生徒会の持つ絶大な権威を求めて、かつて、数多の工作がなされてきた。大国の者たちを中心に、熾烈で、けれど極めて不毛な派閥工作が行われ、やがては学園生活にまで支障をきたすようになった。
そのような過去の反省から、生徒会には、両大国とその息のかかった者たちは招いてはいけない、というルールが生まれた。
ラフィーナの誘いは、そのルールを逸脱するものであった。のだけれど……、
「あら、別に明文化されたルールではないわ。それに、学園に通う誰しもに開かれた生徒会というのは理想ではないかしら? ミーアさんなら、一緒に理想を追求できるのではないかと思っているのだけど……」
ラフィーナは澄んだ瞳で、ミーアを見つめた。
「あなたは、家柄や血筋に惑わされずに、人を見ることができる人でしょう?」
その言葉でミーアの脳裏に、いくつかの記憶が過ぎる。
――そういえば、わたくしがアンヌやクロエ、それにティオーナさんと仲良くしてるのを見て、なんだか嬉しそうにされてましたわね。ラフィーナ様……。うう、信頼が重たいですわ。
その時だった。
「生徒会…………?」
小さなつぶやきが耳に届いた。その声は、弱弱しく、かすかに震えていた。
声の方に視線を転じれば、ケーキに手を伸ばしかけていたベルが、真っ青な顔をして、ラフィーナの方を見つめていた。

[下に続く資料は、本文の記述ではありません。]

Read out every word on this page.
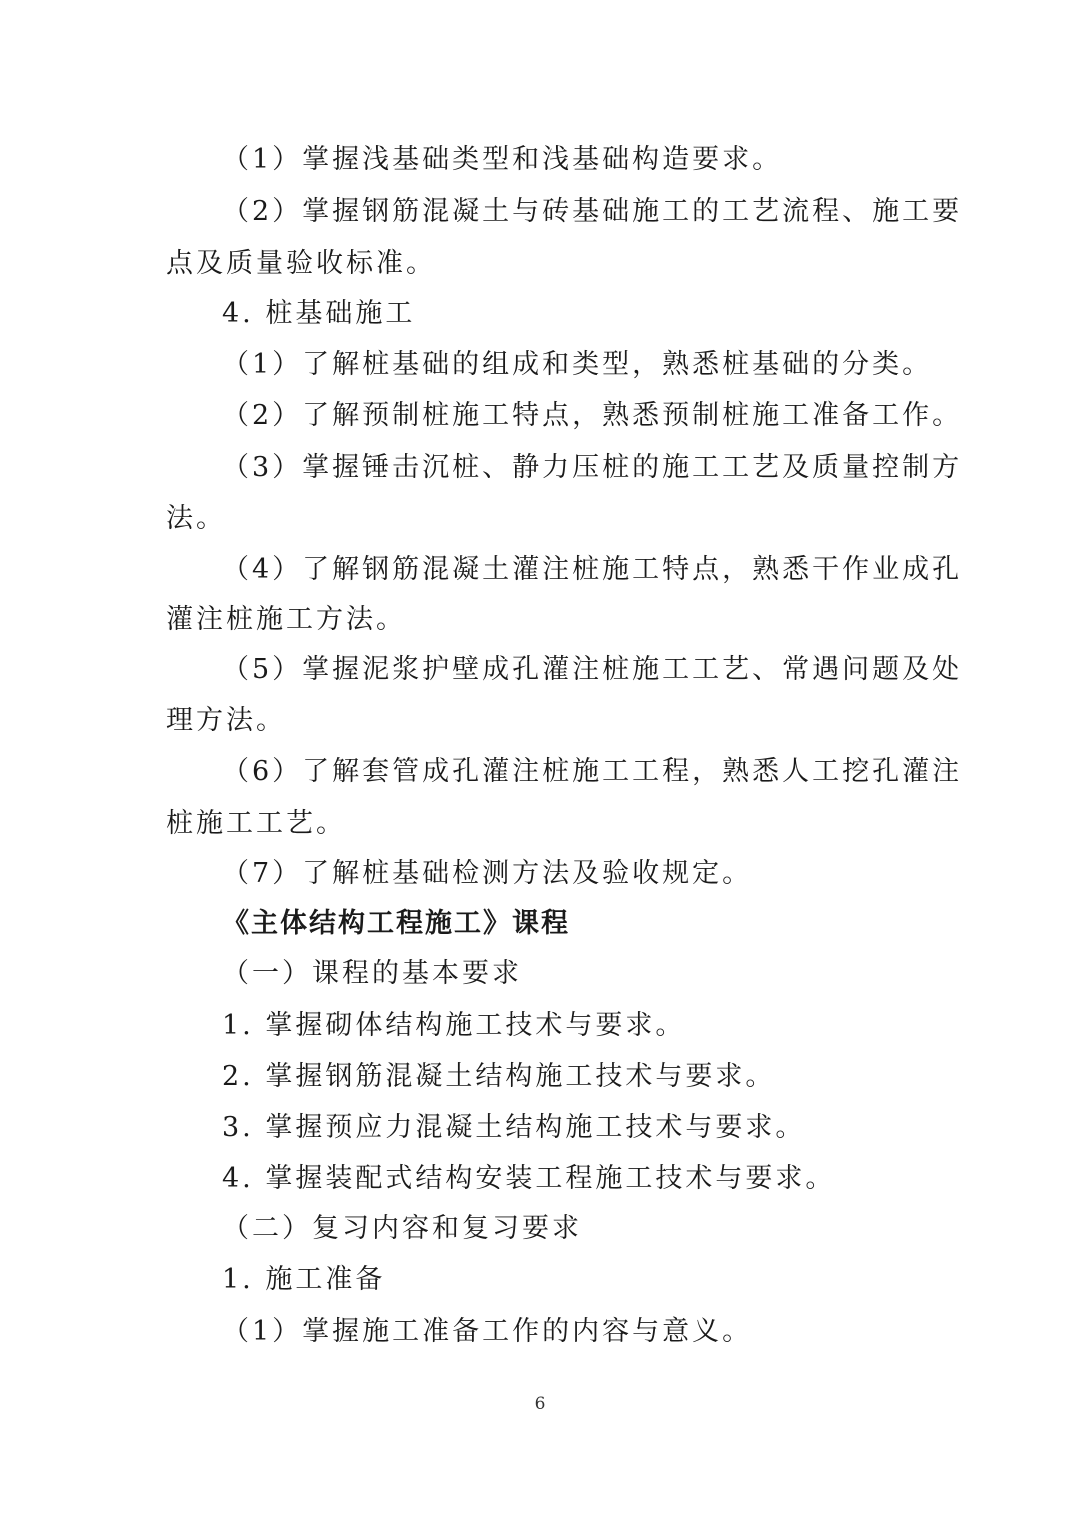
（1）掌握浅基础类型和浅基础构造要求。
（2）掌握钢筋混凝土与砖基础施工的工艺流程、施工要
点及质量验收标准。
4. 桩基础施工
（1）了解桩基础的组成和类型，熟悉桩基础的分类。
（2）了解预制桩施工特点，熟悉预制桩施工准备工作。
（3）掌握锤击沉桩、静力压桩的施工工艺及质量控制方
法。
（4）了解钢筋混凝土灌注桩施工特点，熟悉干作业成孔
灌注桩施工方法。
（5）掌握泥浆护壁成孔灌注桩施工工艺、常遇问题及处
理方法。
（6）了解套管成孔灌注桩施工工程，熟悉人工挖孔灌注
桩施工工艺。
（7）了解桩基础检测方法及验收规定。
《主体结构工程施工》课程
（一）课程的基本要求
1. 掌握砌体结构施工技术与要求。
2. 掌握钢筋混凝土结构施工技术与要求。
3. 掌握预应力混凝土结构施工技术与要求。
4. 掌握装配式结构安装工程施工技术与要求。
（二）复习内容和复习要求
1. 施工准备
（1）掌握施工准备工作的内容与意义。
6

――一体、どうしたというんですの? ベル……、この話になにか……?
唐突に、ミーアは思い出す。
……ベルが何者であったのかを。
彼女はミーアの孫娘だ。しかし、それ以前に彼女は……、彼女は。
――導、ベルは、わたくしの行動指針。
ミーアの願いに応えて送られてきた存在、仮にそれがミーアの思い過ごしであったとしても、未来を知るベルが青ざめた顔をしているのは、ただ事ではない。
――これは、慎重に考える必要がありますわね……。
チリチリとした、なにかアブない兆候をとらえ、ミーアの、小心者の心臓が高鳴る。
――なにやら、この答えを間違うと大変なことになりそうな、そんな気がいたしますわ。
直感の告げるまま、ミーアは口を開いた。
「とても……ええ、とても光栄なことですわ。ですが、わたくしにその重責が担えるかどうか、少し心配ですわ。考えさせていただいても?」
ミーアの答えを聞いて、ラフィーナは微笑みを浮かべた。
「もちろんよ。答えはそこまで急いでいないから」
紅茶に口をつけてから、ラフィーナは涼しい笑みを浮かべた。
「それにしても、権力や名誉に飛びつかないのは、さすがね。ミーアさん」
「いえいえ、ラフィーナ様にご迷惑を掛けたら大変ですから」
ミーアもまた、ティーカップを持ち上げる。
今まで気づかなかったが、のどがカラカラに乾いていた。